Annexure E in fact does not establish, on the face of the document itself, the sum of $6,679.92 owing as at the 13 October 2010. The certificate under sub-section 116(2) of the Child Support (Registration and Collection) Act 1988 certifies that the sum of $4,845.55:
“…is due and payable by [the father] and remains unpaid at 13 October 2010 in respect of registered maintenance liabilities to the payee, [the mother] being:
·Child support debt of $4,845.55”
The mother has apparently arrived at the figure in her affidavit by adding to that figure a further $1,834.37 being “New Zealand balance”.
The husband did not agree with the amount of child support debt. He said that this was being challenged.

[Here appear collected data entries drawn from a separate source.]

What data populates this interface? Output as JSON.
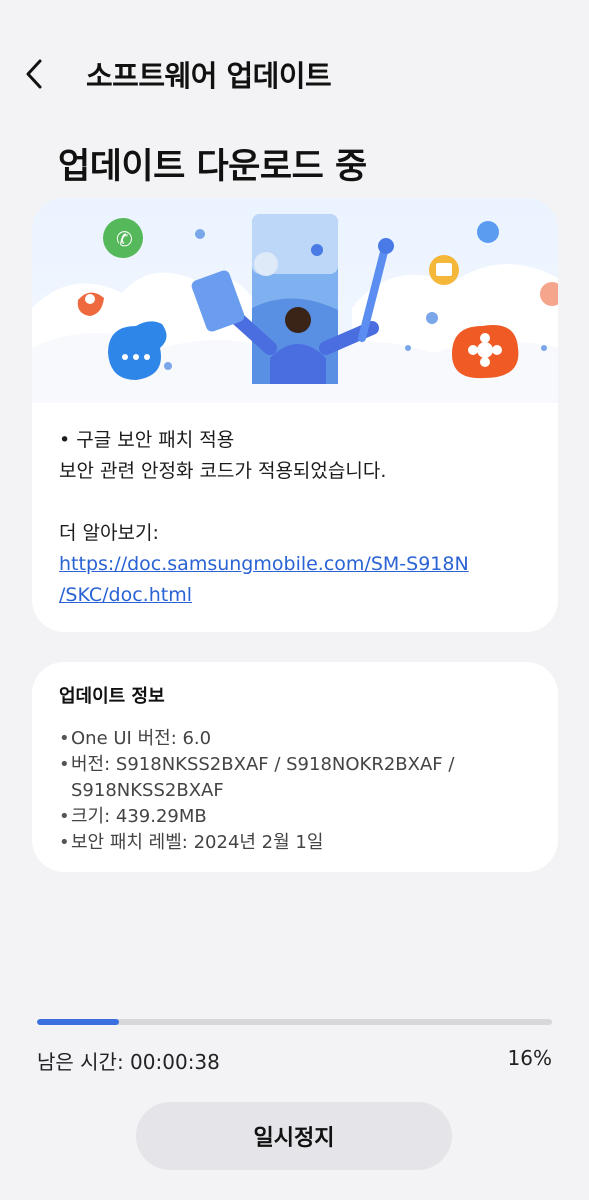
{
  "header": {
    "title": "소프트웨어 업데이트"
  },
  "page_title": "업데이트 다운로드 중",
  "notes": {
    "bullet": "• 구글 보안 패치 적용",
    "description": "보안 관련 안정화 코드가 적용되었습니다.",
    "learn_more": "더 알아보기:",
    "link_line1": "https://doc.samsungmobile.com/SM-S918N",
    "link_line2": "/SKC/doc.html"
  },
  "info": {
    "title": "업데이트 정보",
    "items": [
      "One UI 버전: 6.0",
      "버전: S918NKSS2BXAF / S918NOKR2BXAF /\nS918NKSS2BXAF",
      "크기: 439.29MB",
      "보안 패치 레벨: 2024년 2월 1일"
    ]
  },
  "progress": {
    "time_left": "남은 시간: 00:00:38",
    "percent_label": "16%",
    "fraction": 0.16
  },
  "pause_button": "일시정지",
  "colors": {
    "accent": "#3b6fe0",
    "link": "#2a63d4"
  }
}
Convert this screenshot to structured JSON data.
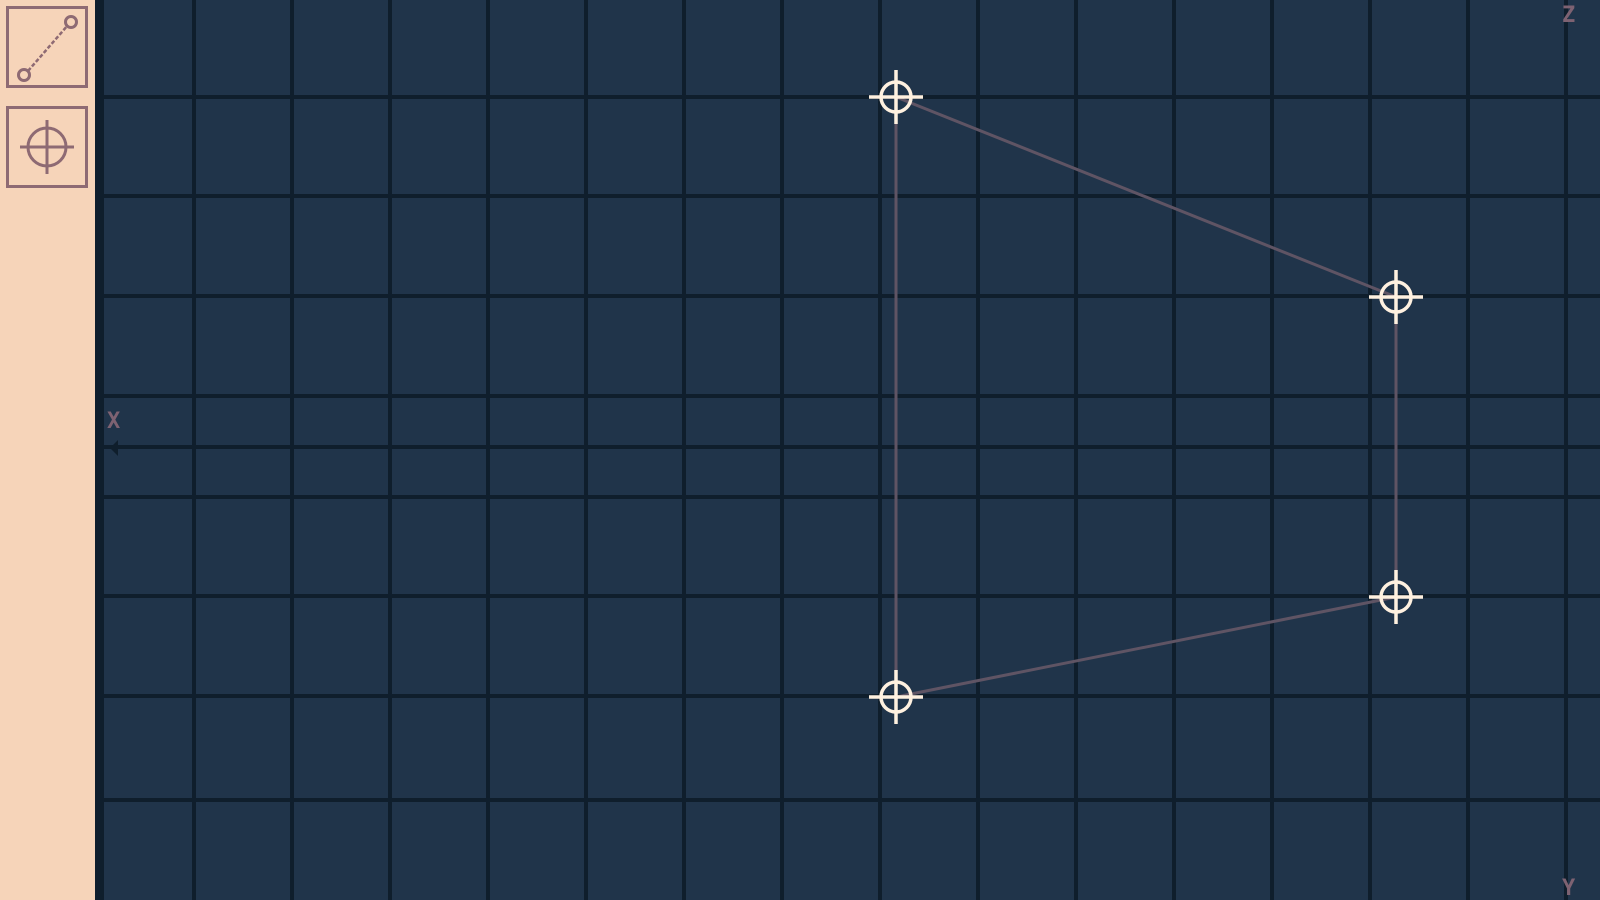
{
  "toolbar": {
    "tools": [
      {
        "id": "line",
        "icon": "line-tool-icon",
        "selected": false
      },
      {
        "id": "point",
        "icon": "crosshair-point-icon",
        "selected": false
      }
    ]
  },
  "canvas": {
    "axis_labels": {
      "top_right": "Z",
      "left": "X",
      "bottom_right": "Y"
    },
    "vertex_icon": "crosshair-icon"
  },
  "colors": {
    "sidebar_bg": "#f6d4b9",
    "sidebar_border": "#0f1e2c",
    "canvas_bg": "#20344a",
    "grid_line": "#0f1e2c",
    "tool_outline": "#8e6a73",
    "edge_line": "#5f5464",
    "vertex_white": "#fff1e0",
    "axis_label": "#7e6272"
  }
}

In any event, I am satisfied that the combination of the sum of $6,000 owing pursuant to the orders of 7 December 2009, the certificate in relation to child support arrears and the mother’s offer to offset the amount of $1,560 against the child support arrears provides the mother with a reasonable excuse for her failure to comply with paragraph 25 of the order of 7 December 2009.
I therefore dismiss the paragraph of the contravention of the father filed on 27 May 2010 so far as it relates to the alleged contravention of paragraph 25 of the order of 27 December 2009.
Sanctions to be imposed on the father
The father has contravened paragraph 29 of the orders of 7 December 2009 without reasonable excuse. That order specifically referred to the sum of $2,500 being “in order to assist with any relocation costs … etc”. This order can therefore be construed as an order which falls within the provisions of s68B(1) and (3) and therefore an “order under this Act affecting children” within the definition in section 4.
This contravention should be considered under Part VII Division 13A and in particular subdivision E or subdivision F.
The Court has not been asked to make a finding that the father has behaved in a way that showed a serious disregard of his obligations under the order (see section 70NFA(2)(b)).
The relevant options under s70NEB and s70NBA include ordering the father to attend a post-parenting separation programme, varying the parenting order, placing the father on a bond under s70NEC and ordering costs.
However there are difficulties in relation to a bond under s70NEB and s70NEC because of the Full Court decision Elspeth & Peter; Mark & Peter; and John & Peter (Penalty & Costs) (2008) 37 FamLR 696. The most appropriate sanction may therefore be an order varying the primary order to ensure that the father makes the payment ordered.
The father has contravened paragraph 26 of the order of 7 December 2009 without reasonable excuse. That order referred to paying the mother $3,500 “which is to be taken into account as part of the final property settlement anticipated ….”
This contravention is therefore of the type more properly considered under Part XIIIA. The sanctions available are therefore, a bond, a community service or work order, a fine or imprisonment.
I propose to deliver these reasons which make findings that the father has contravened the orders without reasonable excuse.
I will adjourn the matter to allow the unrepresented litigants to consider this judgment and prepare submissions about the sanctions to be imposed.
During the adjournment the father has the opportunity to pay $6,000 to the mother.
If the father paid $6,000 to the mother during the adjournment that would be a significant factor to be taken into account when considering the sanctions to be imposed.
I certify that the preceding one hundred and fifteen (115) paragraphs are a true copy of the reasons for judgment of the Honourable Justice Dawe delivered on 20 December 2010.